In our study, no statistically significant independent relationships were detected between hemoglobin, urea, and total cholesterol and the presence of duodenitis, chronic gastritis, and HP in multivariate logistic regression analysis. Our previous study of dialysis patients showed the independent effect of HP and total cholesterol [7].

Conclusions

In uremic patients, risk factors like urea-related toxins, impairment of local and systemic circulations, and hypergastrinemia cause damage to the gastric mucosa. In addition, in chronic uremic patients with cardiovascular damage, anemia and mineral bone disease are frequently seen. These complications and the medications administered to treat them can adversely affect the upper-gastrointestinal system. In the general population, chronic gastritis, inflammation, and gastric and duodenal ulcers are seen frequently. These diseases generally cause symptoms such as vomiting, anorexia, abdominal pain, heartburn, and bleeding. Although most chronic uremic patients have these lesions, they remain asymptomatic.

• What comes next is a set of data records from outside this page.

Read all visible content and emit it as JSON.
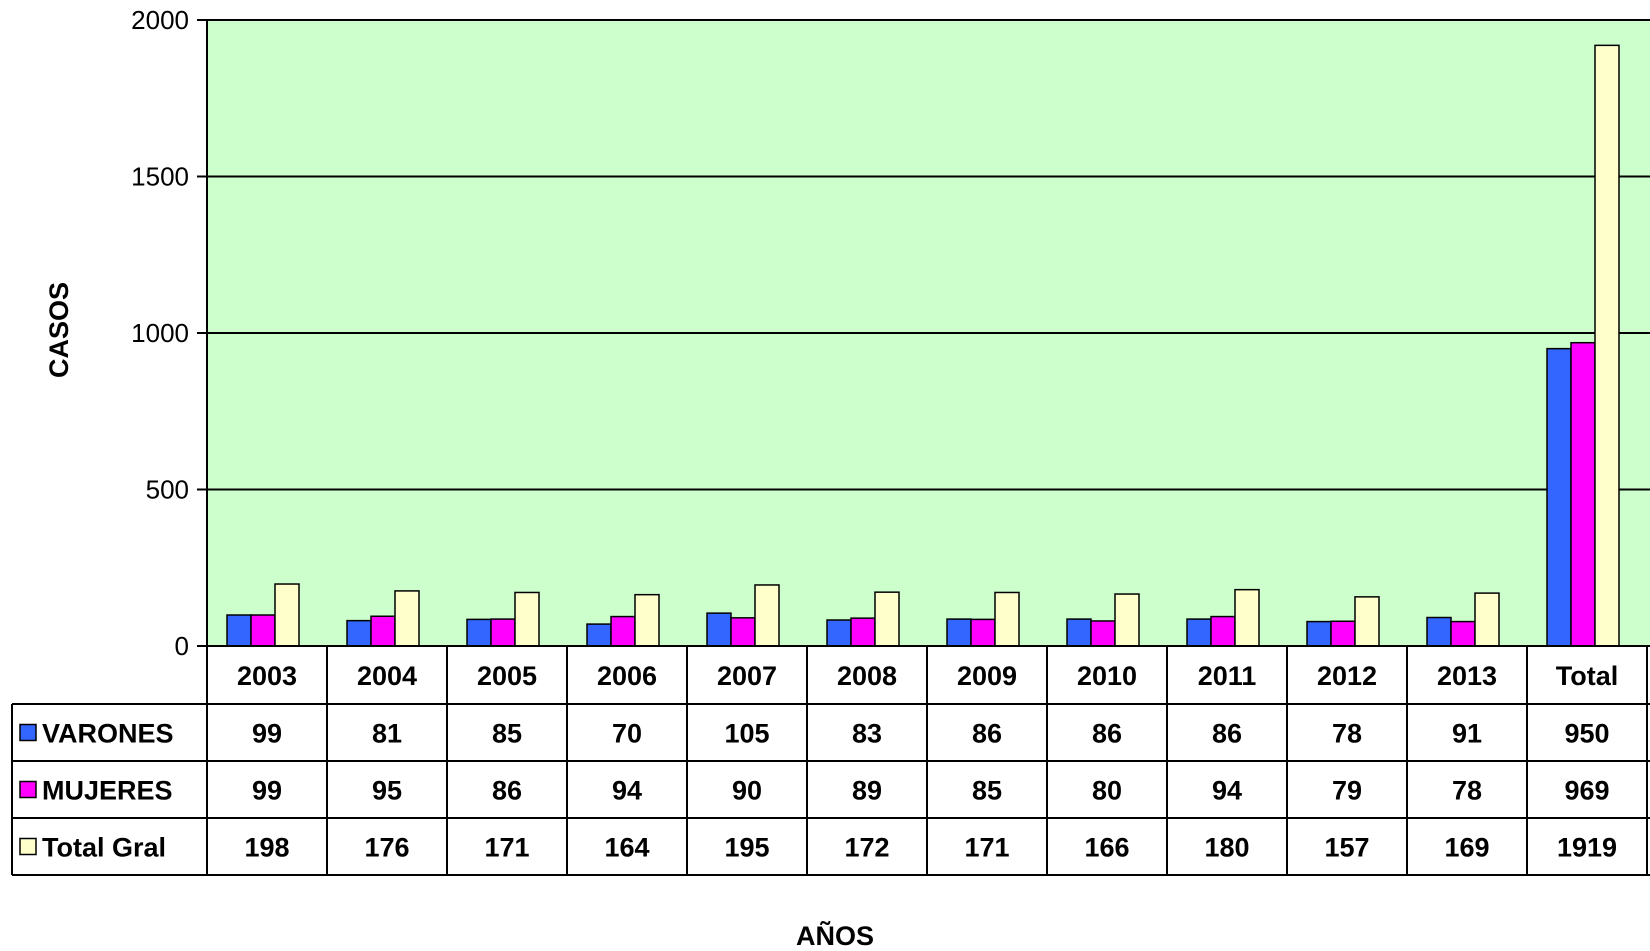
{
  "chart_data": {
    "type": "bar",
    "title": "",
    "xlabel": "AÑOS",
    "ylabel": "CASOS",
    "ylim": [
      0,
      2000
    ],
    "yticks": [
      0,
      500,
      1000,
      1500,
      2000
    ],
    "grid": true,
    "legend": "data-table-left",
    "plot_background": "#CCFFCC",
    "categories": [
      "2003",
      "2004",
      "2005",
      "2006",
      "2007",
      "2008",
      "2009",
      "2010",
      "2011",
      "2012",
      "2013",
      "Total"
    ],
    "series": [
      {
        "name": "VARONES",
        "color": "#3366FF",
        "values": [
          99,
          81,
          85,
          70,
          105,
          83,
          86,
          86,
          86,
          78,
          91,
          950
        ]
      },
      {
        "name": "MUJERES",
        "color": "#FF00FF",
        "values": [
          99,
          95,
          86,
          94,
          90,
          89,
          85,
          80,
          94,
          79,
          78,
          969
        ]
      },
      {
        "name": "Total Gral",
        "color": "#FFFFCC",
        "values": [
          198,
          176,
          171,
          164,
          195,
          172,
          171,
          166,
          180,
          157,
          169,
          1919
        ]
      }
    ]
  }
}
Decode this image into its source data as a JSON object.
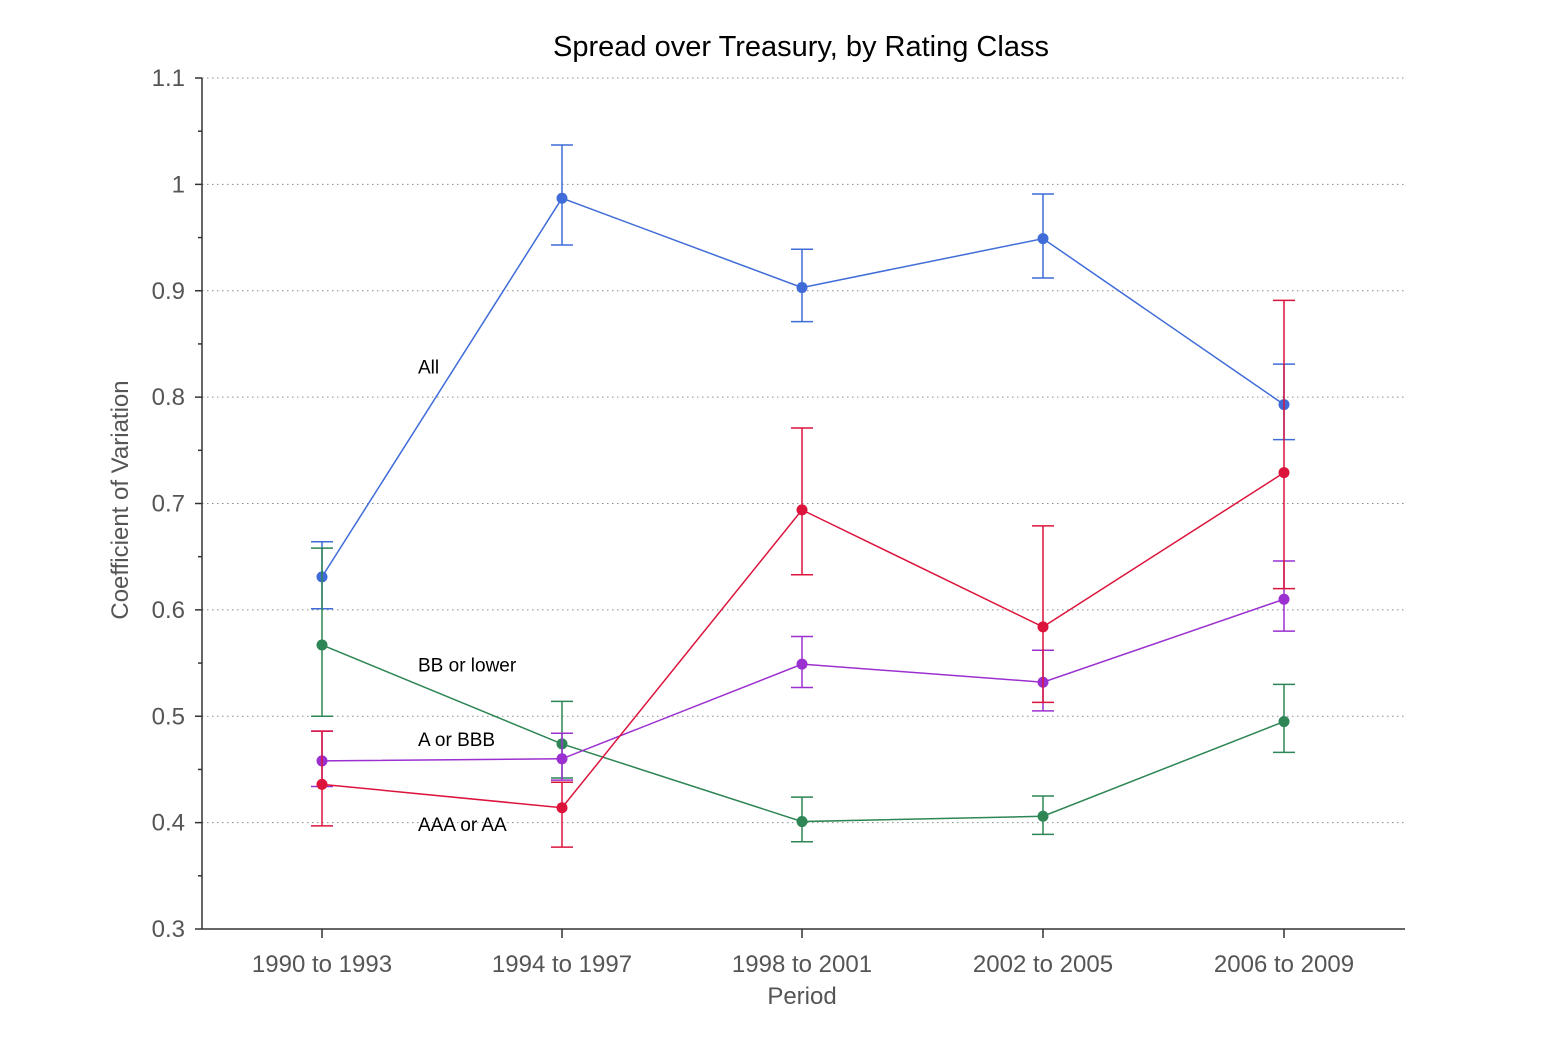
{
  "chart_data": {
    "type": "line",
    "title": "Spread over Treasury, by Rating Class",
    "xlabel": "Period",
    "ylabel": "Coefficient of Variation",
    "categories": [
      "1990 to 1993",
      "1994 to 1997",
      "1998 to 2001",
      "2002 to 2005",
      "2006 to 2009"
    ],
    "ylim": [
      0.3,
      1.1
    ],
    "yticks": [
      "0.3",
      "0.4",
      "0.5",
      "0.6",
      "0.7",
      "0.8",
      "0.9",
      "1",
      "1.1"
    ],
    "grid": "horizontal dotted",
    "series": [
      {
        "name": "All",
        "color": "#3f6cd8",
        "values": [
          0.631,
          0.987,
          0.903,
          0.949,
          0.793
        ],
        "lower": [
          0.601,
          0.943,
          0.871,
          0.912,
          0.76
        ],
        "upper": [
          0.664,
          1.037,
          0.939,
          0.991,
          0.831
        ]
      },
      {
        "name": "BB or lower",
        "color": "#2e8555",
        "values": [
          0.567,
          0.474,
          0.401,
          0.406,
          0.495
        ],
        "lower": [
          0.5,
          0.442,
          0.382,
          0.389,
          0.466
        ],
        "upper": [
          0.658,
          0.514,
          0.424,
          0.425,
          0.53
        ]
      },
      {
        "name": "A or BBB",
        "color": "#9b30d0",
        "values": [
          0.458,
          0.46,
          0.549,
          0.532,
          0.61
        ],
        "lower": [
          0.434,
          0.44,
          0.527,
          0.505,
          0.58
        ],
        "upper": [
          0.486,
          0.484,
          0.575,
          0.562,
          0.646
        ]
      },
      {
        "name": "AAA or AA",
        "color": "#dc143c",
        "values": [
          0.436,
          0.414,
          0.694,
          0.584,
          0.729
        ],
        "lower": [
          0.397,
          0.377,
          0.633,
          0.513,
          0.62
        ],
        "upper": [
          0.486,
          0.438,
          0.771,
          0.679,
          0.891
        ]
      }
    ]
  }
}
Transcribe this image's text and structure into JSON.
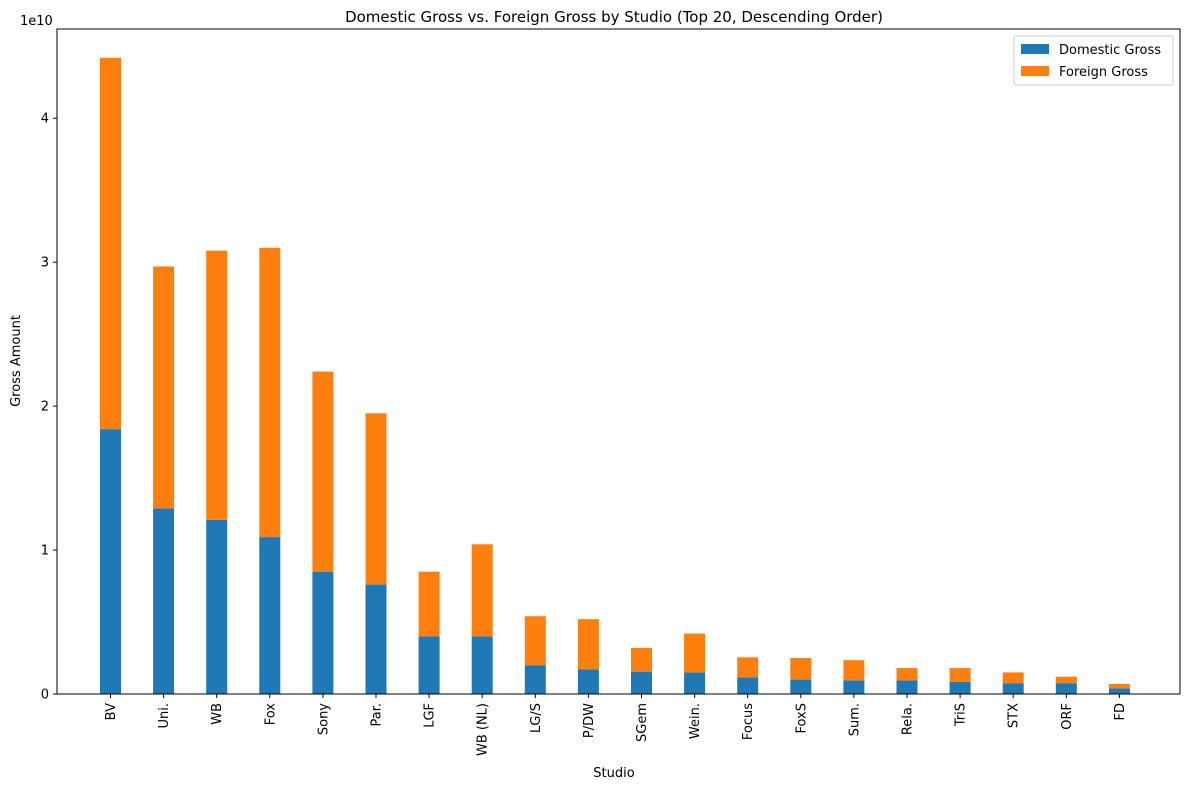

Even though most chronic uremic patients have these lesions since they remain asymptomatic so, their diagnosis and treatment are often delayed; therefore, the lesions that arise in the gastrointestinal system among pre-dialysis uremic patients should be treated early, bearing in mind that they are potential candidates for kidney transplantation. Adverse effects on the gastrointestinal system of the drugs used, especially in uremic patients, should be minimized.